To the Hebrews of old you were the unnamable mystery. I like that more and more as I age. With the years, I understand that I understand less than I’d thought.

And that is okay. I really don’t want to worship a God that I understand, who obeys my expectations and fits my assumptions. Such a one falls far short of the mystery and majesty of your eternity and immeasurable magnitude, you who cast billions of galaxies into dark space for your play.

How dare we try to hang a name on you? Who do we think we are?

I stand gladly with those ancient Hebrews, falling silent each time your unspeakable name should appear in the lines of biblical text or prayer, knowing your real name is too holy, too precious, too incomprehensible to say.

They just called you ‘Lord,’ the One to whom I and all else belongs, the only One to whom worship and reverence properly belongs.

And now it is for you, Lord, that I must prepare, you who are pleased to come to the likes of me. No preparation is proper or adequate for you.
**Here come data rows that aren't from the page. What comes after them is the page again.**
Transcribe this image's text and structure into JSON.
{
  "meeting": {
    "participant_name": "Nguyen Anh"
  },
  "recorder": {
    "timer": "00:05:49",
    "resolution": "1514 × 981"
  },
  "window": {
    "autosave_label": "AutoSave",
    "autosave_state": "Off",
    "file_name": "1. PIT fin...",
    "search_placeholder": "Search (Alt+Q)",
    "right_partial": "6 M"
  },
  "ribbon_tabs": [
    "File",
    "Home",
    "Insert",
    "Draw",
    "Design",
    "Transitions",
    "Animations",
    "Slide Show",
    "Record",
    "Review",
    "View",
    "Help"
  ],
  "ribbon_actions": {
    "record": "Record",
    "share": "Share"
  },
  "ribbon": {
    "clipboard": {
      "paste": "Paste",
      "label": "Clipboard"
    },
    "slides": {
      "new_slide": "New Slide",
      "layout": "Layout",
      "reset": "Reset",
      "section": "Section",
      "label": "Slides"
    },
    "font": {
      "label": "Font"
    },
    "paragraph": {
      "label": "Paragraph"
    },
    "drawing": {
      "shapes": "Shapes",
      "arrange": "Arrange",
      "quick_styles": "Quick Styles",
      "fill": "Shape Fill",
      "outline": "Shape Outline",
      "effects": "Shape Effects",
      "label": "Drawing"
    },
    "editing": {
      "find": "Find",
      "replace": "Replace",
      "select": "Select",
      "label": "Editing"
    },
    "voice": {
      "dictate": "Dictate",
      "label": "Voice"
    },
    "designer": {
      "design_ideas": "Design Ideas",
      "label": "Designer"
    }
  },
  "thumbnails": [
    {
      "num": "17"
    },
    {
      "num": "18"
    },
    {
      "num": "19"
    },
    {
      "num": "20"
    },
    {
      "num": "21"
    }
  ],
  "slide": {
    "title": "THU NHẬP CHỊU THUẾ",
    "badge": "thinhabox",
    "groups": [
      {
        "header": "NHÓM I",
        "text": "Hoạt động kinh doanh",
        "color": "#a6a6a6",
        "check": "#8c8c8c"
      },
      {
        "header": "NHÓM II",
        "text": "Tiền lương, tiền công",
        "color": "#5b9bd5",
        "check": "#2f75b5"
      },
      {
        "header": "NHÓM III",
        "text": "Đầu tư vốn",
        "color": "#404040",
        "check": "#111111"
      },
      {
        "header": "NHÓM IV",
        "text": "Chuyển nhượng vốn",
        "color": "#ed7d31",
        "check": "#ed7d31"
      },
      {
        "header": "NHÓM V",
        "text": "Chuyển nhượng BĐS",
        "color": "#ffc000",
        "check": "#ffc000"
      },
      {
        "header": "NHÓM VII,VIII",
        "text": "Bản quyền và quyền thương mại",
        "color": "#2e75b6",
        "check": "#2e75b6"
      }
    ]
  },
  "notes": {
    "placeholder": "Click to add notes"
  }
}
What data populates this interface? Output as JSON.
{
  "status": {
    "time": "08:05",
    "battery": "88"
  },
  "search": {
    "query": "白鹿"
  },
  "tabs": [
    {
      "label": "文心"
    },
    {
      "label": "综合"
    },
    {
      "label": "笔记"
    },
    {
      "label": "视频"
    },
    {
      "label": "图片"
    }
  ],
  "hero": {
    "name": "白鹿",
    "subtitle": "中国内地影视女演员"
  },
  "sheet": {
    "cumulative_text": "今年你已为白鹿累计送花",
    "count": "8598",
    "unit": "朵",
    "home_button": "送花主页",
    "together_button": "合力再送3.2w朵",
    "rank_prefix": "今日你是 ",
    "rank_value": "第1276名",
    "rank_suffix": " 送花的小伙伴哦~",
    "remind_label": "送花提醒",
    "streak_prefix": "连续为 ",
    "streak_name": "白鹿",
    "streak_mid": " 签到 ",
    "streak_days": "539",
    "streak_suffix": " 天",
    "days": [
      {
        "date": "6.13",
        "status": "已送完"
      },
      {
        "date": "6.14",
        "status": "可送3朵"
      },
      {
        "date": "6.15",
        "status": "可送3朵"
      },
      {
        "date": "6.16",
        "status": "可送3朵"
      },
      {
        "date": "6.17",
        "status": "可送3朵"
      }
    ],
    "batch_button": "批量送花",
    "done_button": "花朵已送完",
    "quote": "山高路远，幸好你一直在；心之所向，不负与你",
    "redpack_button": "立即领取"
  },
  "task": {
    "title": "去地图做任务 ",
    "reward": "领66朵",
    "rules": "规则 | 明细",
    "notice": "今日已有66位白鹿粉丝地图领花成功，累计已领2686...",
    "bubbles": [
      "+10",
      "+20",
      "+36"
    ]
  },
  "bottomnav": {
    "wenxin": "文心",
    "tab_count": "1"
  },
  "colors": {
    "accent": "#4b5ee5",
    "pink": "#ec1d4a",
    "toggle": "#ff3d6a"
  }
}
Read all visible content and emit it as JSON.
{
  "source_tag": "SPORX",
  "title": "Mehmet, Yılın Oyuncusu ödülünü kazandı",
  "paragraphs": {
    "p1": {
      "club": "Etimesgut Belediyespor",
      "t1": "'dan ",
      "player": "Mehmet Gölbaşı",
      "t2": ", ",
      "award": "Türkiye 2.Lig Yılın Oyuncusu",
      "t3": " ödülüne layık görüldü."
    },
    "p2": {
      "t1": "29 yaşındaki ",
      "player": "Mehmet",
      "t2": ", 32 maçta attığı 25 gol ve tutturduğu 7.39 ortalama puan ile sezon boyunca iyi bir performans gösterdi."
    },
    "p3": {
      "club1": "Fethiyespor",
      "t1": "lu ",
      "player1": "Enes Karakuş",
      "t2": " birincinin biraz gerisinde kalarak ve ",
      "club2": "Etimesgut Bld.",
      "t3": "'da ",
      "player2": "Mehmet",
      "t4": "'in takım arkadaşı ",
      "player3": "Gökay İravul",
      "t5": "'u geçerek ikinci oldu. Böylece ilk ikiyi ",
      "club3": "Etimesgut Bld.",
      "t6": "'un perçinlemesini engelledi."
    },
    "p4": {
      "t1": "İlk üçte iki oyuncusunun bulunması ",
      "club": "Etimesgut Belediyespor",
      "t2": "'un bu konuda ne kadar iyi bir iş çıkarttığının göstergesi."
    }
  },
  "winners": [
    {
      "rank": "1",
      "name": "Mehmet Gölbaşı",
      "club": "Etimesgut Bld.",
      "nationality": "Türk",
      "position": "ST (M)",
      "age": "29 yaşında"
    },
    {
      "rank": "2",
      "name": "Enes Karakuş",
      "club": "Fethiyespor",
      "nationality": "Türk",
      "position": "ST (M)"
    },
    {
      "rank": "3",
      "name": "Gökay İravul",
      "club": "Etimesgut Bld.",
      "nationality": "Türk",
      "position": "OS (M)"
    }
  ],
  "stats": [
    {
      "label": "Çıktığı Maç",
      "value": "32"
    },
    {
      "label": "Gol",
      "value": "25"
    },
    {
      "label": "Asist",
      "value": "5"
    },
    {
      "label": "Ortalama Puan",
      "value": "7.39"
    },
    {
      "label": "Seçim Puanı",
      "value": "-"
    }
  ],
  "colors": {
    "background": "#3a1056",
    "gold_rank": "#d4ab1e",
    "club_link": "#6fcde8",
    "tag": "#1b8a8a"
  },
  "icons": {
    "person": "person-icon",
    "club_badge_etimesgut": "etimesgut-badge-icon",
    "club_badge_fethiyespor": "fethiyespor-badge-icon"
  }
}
So I will sit in the silence before you and savor the name I am permitted to speak: Your are Lord, My Lord.

In you is all happiness and holy purpose, all life and love, so I will clear spaces amid the clamor of living and the clatter of this season to calm my heart and listen to the voice of soul where you speak, to music that invokes your nearness, to the souls of your beloved who bear your presence to my soul.

Bless my preparations, dear Loving and Nameless One; bless and draw near that your love may fill my frame and teach my soul to speak your name, the silent one that only love knows.